TODO An issue that was not addressed in the loadProperties implementations is to clear the properties that are present in the object but not present in the serialization.

It is very important to establish how the entire data stream is versioned when it comes to the internal version of QDataStream formats. The documentation is a required reading.

One also has to decide how is the compatibility handled between the versions of the software. There are several approaches:

  1. (Most typical and unfortunate) No compatiblity: No format information is stored. New members are added to the serialization in an ad-hoc fashion. Older versions of the software will exhibit undefined behavior when faced with newer data. Newer versions will do the same with older data.

  2. Backward compatibility: Format information is stored in the serialization of each custom type. New versions can properly deal with older versions of the data. Older versions must detect an unhandled format, abort deserialization, and indicate an error to the user. Ignoring newer formats leads to undefined behavior.

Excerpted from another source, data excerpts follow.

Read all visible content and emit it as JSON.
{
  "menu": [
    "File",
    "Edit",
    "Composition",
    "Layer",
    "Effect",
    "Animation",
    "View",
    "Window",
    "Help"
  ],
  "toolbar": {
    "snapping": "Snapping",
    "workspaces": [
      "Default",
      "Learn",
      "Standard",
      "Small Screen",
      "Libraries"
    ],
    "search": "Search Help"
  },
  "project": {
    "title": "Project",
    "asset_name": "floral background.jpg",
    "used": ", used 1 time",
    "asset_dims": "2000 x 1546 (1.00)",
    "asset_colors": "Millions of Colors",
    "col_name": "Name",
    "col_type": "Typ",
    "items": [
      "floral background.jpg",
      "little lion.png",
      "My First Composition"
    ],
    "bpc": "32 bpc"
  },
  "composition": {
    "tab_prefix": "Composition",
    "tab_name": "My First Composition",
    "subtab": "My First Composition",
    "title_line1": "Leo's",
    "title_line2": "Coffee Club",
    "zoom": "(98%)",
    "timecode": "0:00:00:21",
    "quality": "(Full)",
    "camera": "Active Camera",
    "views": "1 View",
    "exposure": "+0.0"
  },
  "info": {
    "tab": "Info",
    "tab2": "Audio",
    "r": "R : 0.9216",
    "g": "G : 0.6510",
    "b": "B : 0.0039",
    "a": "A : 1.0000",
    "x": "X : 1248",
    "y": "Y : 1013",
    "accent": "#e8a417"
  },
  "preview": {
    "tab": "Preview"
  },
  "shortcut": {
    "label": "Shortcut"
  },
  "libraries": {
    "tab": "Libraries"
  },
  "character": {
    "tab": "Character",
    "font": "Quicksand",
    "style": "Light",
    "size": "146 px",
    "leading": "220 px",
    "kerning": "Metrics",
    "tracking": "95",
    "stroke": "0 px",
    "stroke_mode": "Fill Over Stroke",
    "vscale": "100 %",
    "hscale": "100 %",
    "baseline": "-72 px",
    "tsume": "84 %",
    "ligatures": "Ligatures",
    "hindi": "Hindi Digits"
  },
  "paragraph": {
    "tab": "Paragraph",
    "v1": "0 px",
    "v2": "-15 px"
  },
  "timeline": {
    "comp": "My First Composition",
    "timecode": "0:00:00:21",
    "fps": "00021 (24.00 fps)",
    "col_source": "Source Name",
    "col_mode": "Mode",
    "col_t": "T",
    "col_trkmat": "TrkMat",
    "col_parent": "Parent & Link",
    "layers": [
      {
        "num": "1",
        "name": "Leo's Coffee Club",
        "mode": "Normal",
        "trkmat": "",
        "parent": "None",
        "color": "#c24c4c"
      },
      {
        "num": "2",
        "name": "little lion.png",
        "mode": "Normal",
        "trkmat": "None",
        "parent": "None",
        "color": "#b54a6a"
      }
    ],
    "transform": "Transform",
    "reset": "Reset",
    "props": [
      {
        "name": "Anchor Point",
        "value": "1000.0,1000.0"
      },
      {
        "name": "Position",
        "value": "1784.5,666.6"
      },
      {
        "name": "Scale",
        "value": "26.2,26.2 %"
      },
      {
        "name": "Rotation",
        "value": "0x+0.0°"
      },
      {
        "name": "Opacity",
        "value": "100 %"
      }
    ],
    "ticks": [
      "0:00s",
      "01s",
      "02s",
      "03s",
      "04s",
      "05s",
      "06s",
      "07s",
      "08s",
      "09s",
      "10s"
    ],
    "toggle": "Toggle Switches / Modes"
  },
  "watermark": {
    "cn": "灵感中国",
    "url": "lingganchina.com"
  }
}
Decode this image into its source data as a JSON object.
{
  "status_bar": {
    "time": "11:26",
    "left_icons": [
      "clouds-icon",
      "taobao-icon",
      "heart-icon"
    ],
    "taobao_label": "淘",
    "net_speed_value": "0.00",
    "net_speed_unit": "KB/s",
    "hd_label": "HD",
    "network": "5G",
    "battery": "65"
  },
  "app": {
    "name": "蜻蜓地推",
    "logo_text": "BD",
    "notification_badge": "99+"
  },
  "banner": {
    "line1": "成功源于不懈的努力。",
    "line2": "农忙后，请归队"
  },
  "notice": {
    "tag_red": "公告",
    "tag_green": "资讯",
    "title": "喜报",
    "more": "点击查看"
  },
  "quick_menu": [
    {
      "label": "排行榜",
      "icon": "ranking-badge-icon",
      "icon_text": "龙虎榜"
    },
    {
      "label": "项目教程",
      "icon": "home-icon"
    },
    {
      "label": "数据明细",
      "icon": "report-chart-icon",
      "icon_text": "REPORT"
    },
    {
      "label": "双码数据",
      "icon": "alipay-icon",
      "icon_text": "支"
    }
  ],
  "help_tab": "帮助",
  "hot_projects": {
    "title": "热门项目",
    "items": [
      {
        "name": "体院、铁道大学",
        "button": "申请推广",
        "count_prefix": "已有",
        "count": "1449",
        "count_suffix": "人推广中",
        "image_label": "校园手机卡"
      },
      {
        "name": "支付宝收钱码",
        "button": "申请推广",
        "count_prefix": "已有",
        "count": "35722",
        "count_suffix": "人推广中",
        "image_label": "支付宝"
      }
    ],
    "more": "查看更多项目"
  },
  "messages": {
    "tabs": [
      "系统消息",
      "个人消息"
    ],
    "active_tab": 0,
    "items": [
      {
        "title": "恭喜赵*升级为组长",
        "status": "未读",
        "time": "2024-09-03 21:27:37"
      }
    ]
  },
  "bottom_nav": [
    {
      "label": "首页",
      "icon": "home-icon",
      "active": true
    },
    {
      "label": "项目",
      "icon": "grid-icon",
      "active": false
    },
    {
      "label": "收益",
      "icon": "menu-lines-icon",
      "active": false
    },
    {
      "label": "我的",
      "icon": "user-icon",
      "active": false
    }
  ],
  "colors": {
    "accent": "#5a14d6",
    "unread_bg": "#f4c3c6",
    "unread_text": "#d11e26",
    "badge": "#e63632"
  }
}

  3. Full backward-and-forward compatibility: Each serialized custom type is stored in a QByteArray or a similar container. By doing this, you have information on how long the data record for the entire type is. The QDataStream version must be fixed. To read a custom type, its byte array is read first, then a QBuffer is set up that you use a QDataStream to read from. You read the elements you can parse in the formats you know of, and ignore the rest of the data. This forces an incremental approach to formats, where a newer format can only append elements over an existing format. But, if a newer format abandons some data element from an older format, it must still dump it, but with a null or otherwise safe default value that keeps the older versions of your code "happy".

If you think that the format bytes may ever run out, you can employ a variable-length encoding scheme, known as extension or extended octets, familiar across various ITU standards (e.g. Q.931 4.5.5 Bearer Capability information element). The idea is as follows: the highest bit of an octet (byte) is used to indicate whether the value needs more octets for representation. This makes the byte have 7 bits to represent the value, and 1 bit to mark extension. If the bit is set, you read the subsequent octets and concatenate them in little-endian fashion to the existing value. Here is how you might do this:

class VarLengthInt {
public:
  quint64 val;
  VarLengthInt(quint64 v) : val(v) { Q_ASSERT(v < (1ULL<<(7*8))); }
  operator quint64() const { return val; }
};

QDataStream & operator<<(QDataStream & s, VarLengthInt v) {
  while (v.val > 127) {
    s << (quint8)((v & 0x7F) | 0x80);
    v.val = v.val >> 7;
  }
  Q_ASSERT(v.val <= 127);
  s << (quint8)v.val;
  return s;
}

QDataStream & operator>>(QDataStream & s, VarLengthInt & v) {
  v.val = 0;
  forever {
    quint8 octet;
    s >> octet;
    v.val = (v.val << 7) | (octet & 0x7F);
    if (! (octet & 0x80)) break;
  }
  return s;
}

The serialization of VarLengthInt has variable length and always uses the minimum number of bytes possible for a given value: 1 byte up to 0x7F, 2 bytes up to 0x3FFF, 3 bytes up to 0x1F'FFFF, 4 bytes up to 0x0FFF'FFFF, etc. Apostrophes are valid in C++14 integer literals.

It would be used as follows:

QDataStream & operator<<(QDataStream & s, const User & user) {
  s << VarLengthInt(1) // format
    << user.m_name << user.m_keys << user.m_addresses;
  dumpProperties(s, &m_props);
  return s;
}

QDataStream & operator>>(QDataStream & s, User & user) {
  VarLengthInt format;
  s >> format;
  ...
  return s;
}


回答2:

Binary dump serialization is a bad idea, it will include a lot of stuff you don't need like the object's v-table pointer, as well as other pointers, contained directly or from other class members, which make no sense to be serialized, since they do not persist between application sessions.

If it is just a single class, just implement it by hand, it certainly won't kill you. If you have a family of classes, and they are QObject derived, you could use the meta system, but that will only register properties, whereas a int something member which is not tied to a property will be skipped. If you have a lot of data members which are not Qt properties, it will take you more typing to expose them as Qt properties, unnecessarily I might add, than it would take to write the serialization method by hand.